2013年10月26日土曜日









#BLACKFISHを見た。これは飼育下のオルカが人に危害を加えて(殺して)しまった個々の事件例を軸に、実際の元飼育員との対話を交えながら、この生き物と人間との関係性を考えるというドキュメンタリー作品。この手の話になると過度に感情移入したメディア作品が多いのではじめはあまり興味を持っていなかったけど、野生下でオルカの群れがいかに家族をもとにした「社会」の中で生き、またそこから隔絶された孤独感とストレスの中で育つ事がどのように個体に影響を及ぼすかについて少し知る事ができた。

 比較的知られた事実だけど、オルカは普段家族を基礎とした小規模な群れで暮らし、「言語」に相当するようなフレーズを持っている。
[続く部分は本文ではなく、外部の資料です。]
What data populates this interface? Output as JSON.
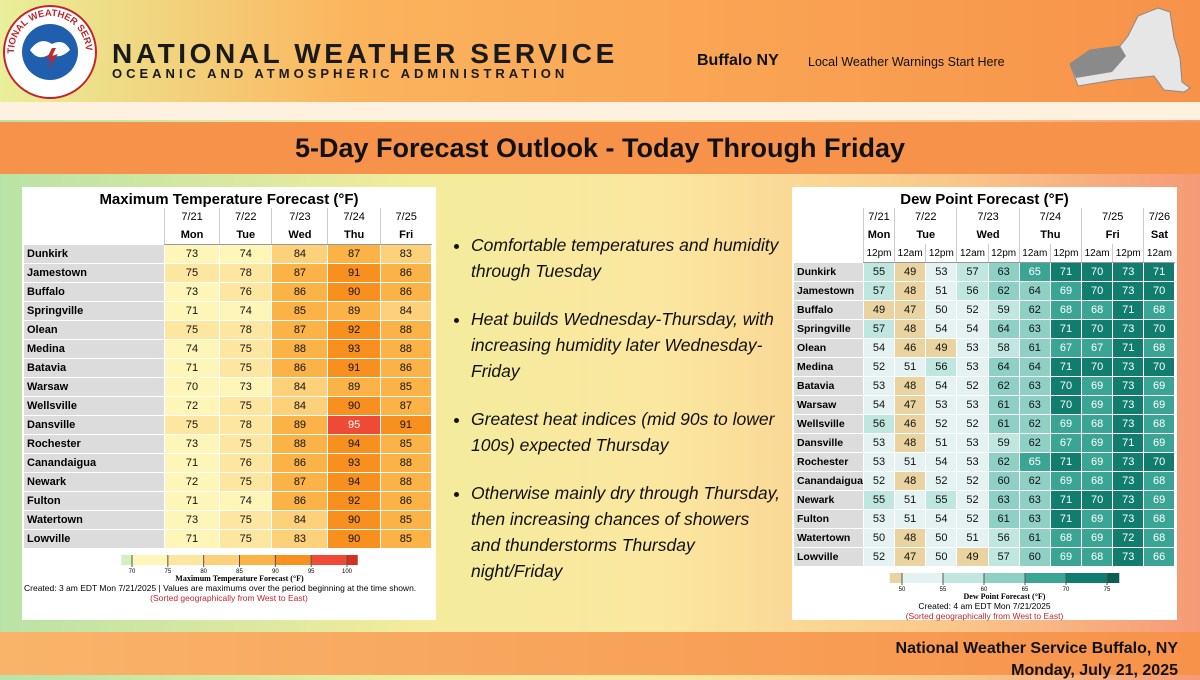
{
  "header": {
    "logo_text": "NATIONAL WEATHER SERVICE",
    "agency": "NATIONAL WEATHER SERVICE",
    "subtitle": "OCEANIC AND ATMOSPHERIC ADMINISTRATION",
    "office": "Buffalo NY",
    "tagline": "Local Weather Warnings Start Here"
  },
  "title": "5-Day Forecast Outlook - Today Through Friday",
  "max_temp": {
    "title": "Maximum Temperature Forecast (°F)",
    "columns": [
      {
        "date": "7/21",
        "day": "Mon"
      },
      {
        "date": "7/22",
        "day": "Tue"
      },
      {
        "date": "7/23",
        "day": "Wed"
      },
      {
        "date": "7/24",
        "day": "Thu"
      },
      {
        "date": "7/25",
        "day": "Fri"
      }
    ],
    "rows": [
      {
        "name": "Dunkirk",
        "values": [
          73,
          74,
          84,
          87,
          83
        ]
      },
      {
        "name": "Jamestown",
        "values": [
          75,
          78,
          87,
          91,
          86
        ]
      },
      {
        "name": "Buffalo",
        "values": [
          73,
          76,
          86,
          90,
          86
        ]
      },
      {
        "name": "Springville",
        "values": [
          71,
          74,
          85,
          89,
          84
        ]
      },
      {
        "name": "Olean",
        "values": [
          75,
          78,
          87,
          92,
          88
        ]
      },
      {
        "name": "Medina",
        "values": [
          74,
          75,
          88,
          93,
          88
        ]
      },
      {
        "name": "Batavia",
        "values": [
          71,
          75,
          86,
          91,
          86
        ]
      },
      {
        "name": "Warsaw",
        "values": [
          70,
          73,
          84,
          89,
          85
        ]
      },
      {
        "name": "Wellsville",
        "values": [
          72,
          75,
          84,
          90,
          87
        ]
      },
      {
        "name": "Dansville",
        "values": [
          75,
          78,
          89,
          95,
          91
        ]
      },
      {
        "name": "Rochester",
        "values": [
          73,
          75,
          88,
          94,
          85
        ]
      },
      {
        "name": "Canandaigua",
        "values": [
          71,
          76,
          86,
          93,
          88
        ]
      },
      {
        "name": "Newark",
        "values": [
          72,
          75,
          87,
          94,
          88
        ]
      },
      {
        "name": "Fulton",
        "values": [
          71,
          74,
          86,
          92,
          86
        ]
      },
      {
        "name": "Watertown",
        "values": [
          73,
          75,
          84,
          90,
          85
        ]
      },
      {
        "name": "Lowville",
        "values": [
          71,
          75,
          83,
          90,
          85
        ]
      }
    ],
    "legend": {
      "ticks": [
        70,
        75,
        80,
        85,
        90,
        95,
        100
      ],
      "colors": [
        "#d6efc0",
        "#fdf6b8",
        "#fde7a0",
        "#fdd07a",
        "#fbb347",
        "#f7901e",
        "#ef4a36",
        "#d7301f"
      ],
      "label": "Maximum Temperature Forecast (°F)"
    },
    "note": "Created: 3 am EDT Mon 7/21/2025  |  Values are maximums over the period beginning at the time shown.",
    "sort_note": "(Sorted geographically from West to East)"
  },
  "dew_point": {
    "title": "Dew Point Forecast (°F)",
    "groups": [
      {
        "date": "7/21",
        "day": "Mon",
        "times": [
          "12pm"
        ]
      },
      {
        "date": "7/22",
        "day": "Tue",
        "times": [
          "12am",
          "12pm"
        ]
      },
      {
        "date": "7/23",
        "day": "Wed",
        "times": [
          "12am",
          "12pm"
        ]
      },
      {
        "date": "7/24",
        "day": "Thu",
        "times": [
          "12am",
          "12pm"
        ]
      },
      {
        "date": "7/25",
        "day": "Fri",
        "times": [
          "12am",
          "12pm"
        ]
      },
      {
        "date": "7/26",
        "day": "Sat",
        "times": [
          "12am"
        ]
      }
    ],
    "rows": [
      {
        "name": "Dunkirk",
        "values": [
          55,
          49,
          53,
          57,
          63,
          65,
          71,
          70,
          73,
          71
        ]
      },
      {
        "name": "Jamestown",
        "values": [
          57,
          48,
          51,
          56,
          62,
          64,
          69,
          70,
          73,
          70
        ]
      },
      {
        "name": "Buffalo",
        "values": [
          49,
          47,
          50,
          52,
          59,
          62,
          68,
          68,
          71,
          68
        ]
      },
      {
        "name": "Springville",
        "values": [
          57,
          48,
          54,
          54,
          64,
          63,
          71,
          70,
          73,
          70
        ]
      },
      {
        "name": "Olean",
        "values": [
          54,
          46,
          49,
          53,
          58,
          61,
          67,
          67,
          71,
          68
        ]
      },
      {
        "name": "Medina",
        "values": [
          52,
          51,
          56,
          53,
          64,
          64,
          71,
          70,
          73,
          70
        ]
      },
      {
        "name": "Batavia",
        "values": [
          53,
          48,
          54,
          52,
          62,
          63,
          70,
          69,
          73,
          69
        ]
      },
      {
        "name": "Warsaw",
        "values": [
          54,
          47,
          53,
          53,
          61,
          63,
          70,
          69,
          73,
          69
        ]
      },
      {
        "name": "Wellsville",
        "values": [
          56,
          46,
          52,
          52,
          61,
          62,
          69,
          68,
          73,
          68
        ]
      },
      {
        "name": "Dansville",
        "values": [
          53,
          48,
          51,
          53,
          59,
          62,
          67,
          69,
          71,
          69
        ]
      },
      {
        "name": "Rochester",
        "values": [
          53,
          51,
          54,
          53,
          62,
          65,
          71,
          69,
          73,
          70
        ]
      },
      {
        "name": "Canandaigua",
        "values": [
          52,
          48,
          52,
          52,
          60,
          62,
          69,
          68,
          73,
          68
        ]
      },
      {
        "name": "Newark",
        "values": [
          55,
          51,
          55,
          52,
          63,
          63,
          71,
          70,
          73,
          69
        ]
      },
      {
        "name": "Fulton",
        "values": [
          53,
          51,
          54,
          52,
          61,
          63,
          71,
          69,
          73,
          68
        ]
      },
      {
        "name": "Watertown",
        "values": [
          50,
          48,
          50,
          51,
          56,
          61,
          68,
          69,
          72,
          68
        ]
      },
      {
        "name": "Lowville",
        "values": [
          52,
          47,
          50,
          49,
          57,
          60,
          69,
          68,
          73,
          66
        ]
      }
    ],
    "legend": {
      "ticks": [
        50,
        55,
        60,
        65,
        70,
        75
      ],
      "colors": [
        "#e9d3a0",
        "#e4f3f1",
        "#bfe6df",
        "#8fd0c4",
        "#3aa594",
        "#117d6e",
        "#0b5e52"
      ],
      "label": "Dew Point Forecast (°F)"
    },
    "note": "Created: 4 am EDT Mon 7/21/2025",
    "sort_note": "(Sorted geographically from West to East)"
  },
  "bullets": [
    "Comfortable temperatures and humidity through Tuesday",
    "Heat builds Wednesday-Thursday, with increasing humidity later Wednesday-Friday",
    "Greatest heat indices (mid 90s to lower 100s) expected Thursday",
    "Otherwise mainly dry through Thursday, then increasing chances of showers and thunderstorms Thursday night/Friday"
  ],
  "footer": {
    "office": "National Weather Service Buffalo, NY",
    "date": "Monday, July 21, 2025"
  }
}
生活パターンや構成の違う個々の群れは方言に相当するようなサインを常にお互いに送りあっていて、それが包括的に「群れ独自の文化」のようなものを形成するのだそうだ。各国・各地の水族館がオルカショーに着目した7、80年代は、この事は殆ど知られていなかった。そのため世界のさまざまな場所から若いオルカが連れてこられ、一緒の水槽に入れられた。これは、例えば長州藩の人と松前藩の人と、蘇芳藩の人が一箇所に軟禁されているような状態だ。彼らの場合「同じ日本人で似たようなものを食べる」以外は、文化も、習慣も、似ているようで違うのだ。ひょっとしたらそのうち子供くらい出来るかもしれないが、精神的に充足した人生は送れるかと言えば、それはまた別の問題だ。またもしその中に会津藩の人が居れば、何かの拍子に長州藩士と決闘になる可能性もある。水族館の話にもどると、実際、飼育下で何も問題なく成長したオルカ同士がある日突然攻撃しあい、タンクメイトにケガさせたり、殺してしまう例は今までにいくつも観察されているという。このような行動は野生下では殆ど見られないそうである。
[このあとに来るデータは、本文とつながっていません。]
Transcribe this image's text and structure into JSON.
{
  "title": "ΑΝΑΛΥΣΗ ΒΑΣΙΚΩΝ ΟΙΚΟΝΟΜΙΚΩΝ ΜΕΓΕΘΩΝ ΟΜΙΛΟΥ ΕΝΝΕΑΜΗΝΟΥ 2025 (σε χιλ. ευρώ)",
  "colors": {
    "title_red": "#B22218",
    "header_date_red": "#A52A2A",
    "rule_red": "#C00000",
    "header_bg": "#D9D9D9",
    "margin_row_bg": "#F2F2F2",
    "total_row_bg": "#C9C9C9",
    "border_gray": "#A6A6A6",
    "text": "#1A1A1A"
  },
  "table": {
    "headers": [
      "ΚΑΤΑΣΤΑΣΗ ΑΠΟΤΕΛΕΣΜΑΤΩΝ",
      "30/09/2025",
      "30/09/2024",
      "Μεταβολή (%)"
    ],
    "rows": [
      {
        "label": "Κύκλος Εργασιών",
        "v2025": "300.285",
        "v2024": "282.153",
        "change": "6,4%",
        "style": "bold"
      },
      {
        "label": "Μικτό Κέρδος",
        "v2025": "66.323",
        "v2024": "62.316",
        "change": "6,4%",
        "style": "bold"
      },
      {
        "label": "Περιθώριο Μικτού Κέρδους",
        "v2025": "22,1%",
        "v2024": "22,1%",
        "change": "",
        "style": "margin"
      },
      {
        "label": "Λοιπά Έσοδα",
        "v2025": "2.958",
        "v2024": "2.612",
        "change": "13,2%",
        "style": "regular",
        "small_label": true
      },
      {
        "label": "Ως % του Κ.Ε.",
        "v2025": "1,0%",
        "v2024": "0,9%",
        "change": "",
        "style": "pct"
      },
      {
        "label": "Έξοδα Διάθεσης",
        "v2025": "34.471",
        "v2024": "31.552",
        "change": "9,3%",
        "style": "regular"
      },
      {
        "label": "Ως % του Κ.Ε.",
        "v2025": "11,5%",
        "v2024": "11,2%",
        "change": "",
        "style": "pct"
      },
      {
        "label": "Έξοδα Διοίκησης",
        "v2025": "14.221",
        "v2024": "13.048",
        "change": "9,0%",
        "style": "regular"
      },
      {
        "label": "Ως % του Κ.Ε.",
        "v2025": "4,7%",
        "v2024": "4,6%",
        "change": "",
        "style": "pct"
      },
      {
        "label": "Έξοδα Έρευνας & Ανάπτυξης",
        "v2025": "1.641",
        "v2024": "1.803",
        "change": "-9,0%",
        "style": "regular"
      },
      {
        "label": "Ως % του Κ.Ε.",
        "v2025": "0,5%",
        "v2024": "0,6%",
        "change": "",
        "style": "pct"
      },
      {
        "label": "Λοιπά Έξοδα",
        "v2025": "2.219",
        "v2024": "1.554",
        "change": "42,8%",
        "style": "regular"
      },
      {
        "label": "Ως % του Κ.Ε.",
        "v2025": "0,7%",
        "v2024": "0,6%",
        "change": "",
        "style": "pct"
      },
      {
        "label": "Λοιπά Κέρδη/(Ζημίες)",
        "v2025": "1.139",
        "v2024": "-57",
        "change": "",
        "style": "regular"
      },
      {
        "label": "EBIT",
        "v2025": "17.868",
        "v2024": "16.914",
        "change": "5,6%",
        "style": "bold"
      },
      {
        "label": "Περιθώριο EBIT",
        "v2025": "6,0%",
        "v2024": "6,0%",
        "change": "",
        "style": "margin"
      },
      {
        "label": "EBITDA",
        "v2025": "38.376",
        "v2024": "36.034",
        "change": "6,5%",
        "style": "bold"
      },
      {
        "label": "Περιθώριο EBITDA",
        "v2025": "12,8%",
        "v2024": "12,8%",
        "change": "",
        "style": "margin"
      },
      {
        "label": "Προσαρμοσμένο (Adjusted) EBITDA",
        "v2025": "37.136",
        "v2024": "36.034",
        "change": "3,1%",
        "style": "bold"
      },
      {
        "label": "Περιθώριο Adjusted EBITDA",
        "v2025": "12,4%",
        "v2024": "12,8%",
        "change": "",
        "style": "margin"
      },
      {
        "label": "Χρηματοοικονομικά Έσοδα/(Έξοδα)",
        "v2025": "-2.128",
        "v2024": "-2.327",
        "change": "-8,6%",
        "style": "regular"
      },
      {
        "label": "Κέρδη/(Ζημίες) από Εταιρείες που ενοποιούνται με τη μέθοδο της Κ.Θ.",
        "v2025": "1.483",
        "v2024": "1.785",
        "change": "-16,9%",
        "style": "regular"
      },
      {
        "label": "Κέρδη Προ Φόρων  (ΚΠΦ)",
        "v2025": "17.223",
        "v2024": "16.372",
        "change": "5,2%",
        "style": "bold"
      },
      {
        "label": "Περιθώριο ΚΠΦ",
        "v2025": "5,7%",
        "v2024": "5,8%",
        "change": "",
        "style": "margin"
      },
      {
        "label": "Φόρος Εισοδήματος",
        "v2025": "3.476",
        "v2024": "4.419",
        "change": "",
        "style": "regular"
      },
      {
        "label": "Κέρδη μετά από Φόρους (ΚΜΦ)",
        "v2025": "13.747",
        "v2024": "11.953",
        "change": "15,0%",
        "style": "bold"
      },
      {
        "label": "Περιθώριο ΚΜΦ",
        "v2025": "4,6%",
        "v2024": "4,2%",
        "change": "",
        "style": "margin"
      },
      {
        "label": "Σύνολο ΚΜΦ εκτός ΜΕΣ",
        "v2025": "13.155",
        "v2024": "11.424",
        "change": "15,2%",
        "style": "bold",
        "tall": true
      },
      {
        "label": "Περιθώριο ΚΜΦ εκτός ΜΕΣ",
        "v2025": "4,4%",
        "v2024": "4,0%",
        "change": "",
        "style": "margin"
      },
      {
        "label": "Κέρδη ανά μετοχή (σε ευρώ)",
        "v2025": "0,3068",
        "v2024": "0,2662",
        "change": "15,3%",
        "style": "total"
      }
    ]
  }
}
 ドキュメンタリーの中でストーリーのメインに据えられたフロリダシーワールドのオス「ティリカム」は今まで少なくとも3名の飼育員の死に関与しており、一部の専門家は30年に渡る水族館生活の中で、この個体が精神に異常をきたした可能性を指摘している。このオルカは数年前に自分も実際見たけれども、隔離された水槽の中で特に何をするわけでもなく、くるくると螺旋を描きながら水槽を上下しているのが印象的だった。

  脱線するけど、使役動物としての歴史の長いゾウも非常に家族の繋がりが濃い生き物で、若いときに群れから狩りだされて捕獲されたゾウがサーカスなどで使われる日々を過ごすうち、ある日突然凶暴化するケースというのが散見されるそうである。もちろん季節やホルモンバランスにも左右されるだろう問題だけど、ほかにも要因があるような気がする。ゾウやサル、オルカの脳を調べると、感情を司る分野が相対的に大きいのだという。本来一生涯を共にするはずだった家族との別離はこれらの動物にとって、癒やしがたいトラウマを残す可能性があるとはいえないだろうか。程度の差はあれ感情をもち、社会性のある生活を営む動物を飼育することはさまざまな工夫やケアを必要とするだろうし、またそのことの是非はともかく、過去に動物園が払拭しようとしてきた「見世物としての動物」のイメージを水族館もまた、脱却すべき時期に来ているように思う。